Tim Johnston

Personal information
- Nationality: British (English)
- Born: 11 March 1941 Oxford, England
- Died: 9 October 2021 (aged 80) The Hague, Netherlands
- Height: 175 cm (5 ft 9 in)
- Weight: 61 kg (134 lb)

Sport
- Sport: Athletics
- Event: Long-distance running
- Club: Portsmouth AC Cambridge University AC Achilles Club

= Tim Johnston (runner) =

British long-distance runner (1941–2021)

Timothy Frederick Kembal Johnston (11 March 1941 - 9 October 2021) was a British long-distance runner. He competed at the 1968 Summer Olympics. In 1968, Johnston was a double British national champion and he won the silver medal in the men's event at the 1967 International Cross Country Championships. During the 1960s, Johnston set a British and World record in distance running.

== Biography ==
Johnston was born in Oxford, England in 1941. In the 1950s, he attended Bedales School in Hampshire, before going to Trinity College, Cambridge. At Bedales, Johnston became a two-time Hampshire Schools mile champion. While at Trinity College, he became a cross-country runner.
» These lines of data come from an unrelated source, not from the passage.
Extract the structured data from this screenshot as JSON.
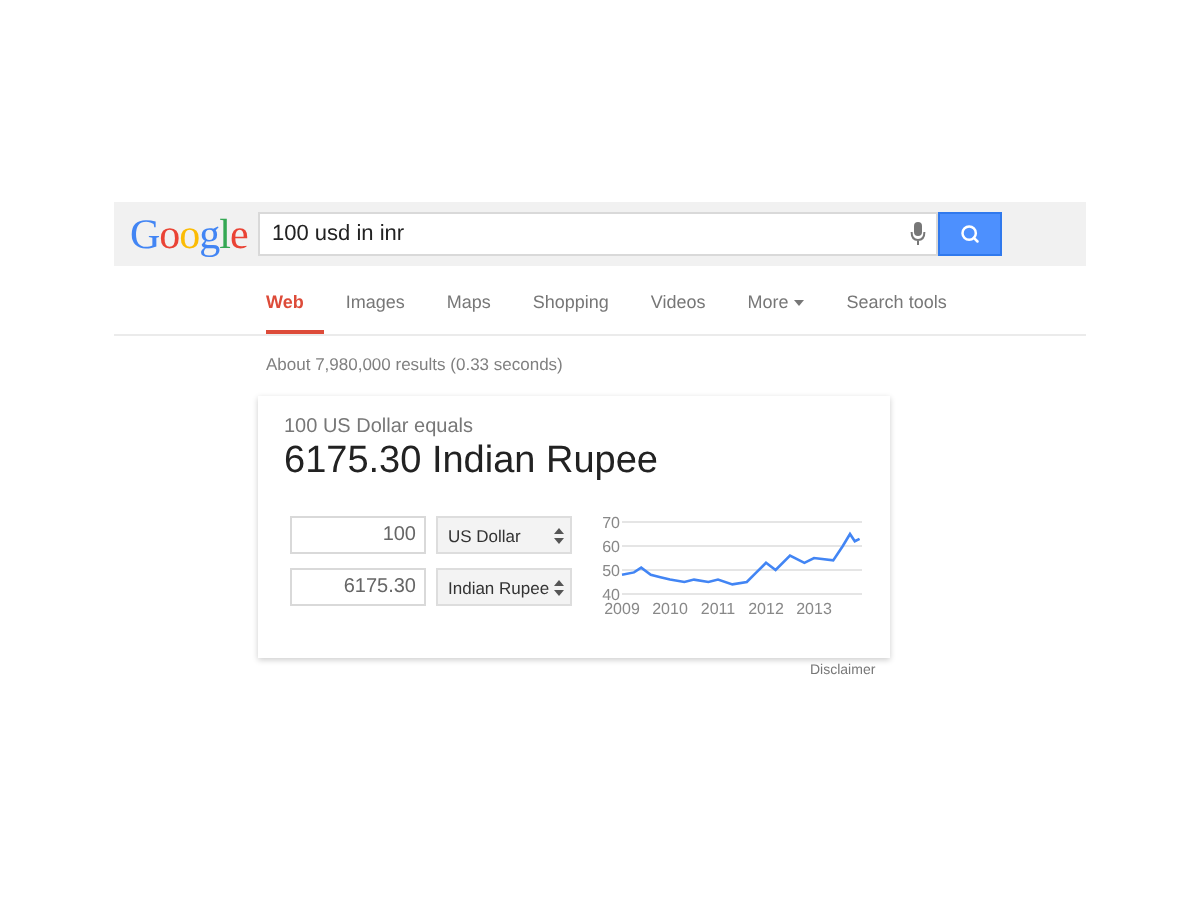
{
  "header": {
    "logo": "Google",
    "query": "100 usd in inr"
  },
  "tabs": [
    {
      "label": "Web",
      "selected": true,
      "dropdown": false
    },
    {
      "label": "Images",
      "selected": false,
      "dropdown": false
    },
    {
      "label": "Maps",
      "selected": false,
      "dropdown": false
    },
    {
      "label": "Shopping",
      "selected": false,
      "dropdown": false
    },
    {
      "label": "Videos",
      "selected": false,
      "dropdown": false
    },
    {
      "label": "More",
      "selected": false,
      "dropdown": true
    },
    {
      "label": "Search tools",
      "selected": false,
      "dropdown": false
    }
  ],
  "result_stats": "About 7,980,000 results (0.33 seconds)",
  "converter": {
    "caption": "100 US Dollar equals",
    "result": "6175.30 Indian Rupee",
    "rows": [
      {
        "amount": "100",
        "currency": "US Dollar"
      },
      {
        "amount": "6175.30",
        "currency": "Indian Rupee"
      }
    ],
    "chart_data": {
      "type": "line",
      "x": [
        2009.0,
        2009.25,
        2009.4,
        2009.6,
        2009.8,
        2010.0,
        2010.3,
        2010.5,
        2010.8,
        2011.0,
        2011.3,
        2011.6,
        2011.8,
        2012.0,
        2012.2,
        2012.5,
        2012.8,
        2013.0,
        2013.4,
        2013.6,
        2013.75,
        2013.85,
        2013.95
      ],
      "series": [
        {
          "color": "#4285f4",
          "values": [
            48,
            49,
            51,
            48,
            47,
            46,
            45,
            46,
            45,
            46,
            44,
            45,
            49,
            53,
            50,
            56,
            53,
            55,
            54,
            60,
            65,
            62,
            63
          ]
        }
      ],
      "xlim": [
        2009,
        2014
      ],
      "ylim": [
        40,
        70
      ],
      "xticks": [
        2009,
        2010,
        2011,
        2012,
        2013
      ],
      "yticks": [
        40,
        50,
        60,
        70
      ]
    }
  },
  "disclaimer": "Disclaimer"
}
Johnston finished third behind Maurice Herriott in the steeplechase event at the 1964 AAA Championships.

In 1968, he became the British 6 miles champion and the British marathon champion, after winning the British AAA Championships titles at the 1968 AAA Championships, including setting a British record in the six mile event. Later that year, at the 1968 Olympic Games in Mexico City, he represented Great Britain in the men's marathon, where he finished in eighth place. Also during the 1960s, Johnston won two Inter-Counties crowns and three Southern titles. Johnston also tried to compete at the 1972 Summer Olympics in Munich, but suffered from an Achilles tendon injury.

Outside of sport, Johnston was also a solicitor and worked at the European Economic Community as a lawyer-linguist. He later went to work at the International Court of Justice in The Hague as a legal translator.

In 2016, Johnston wrote a biography on Otto Peltzer, a German middle distance runner, which was illustrated by fellow Olympian Donald Macgregor.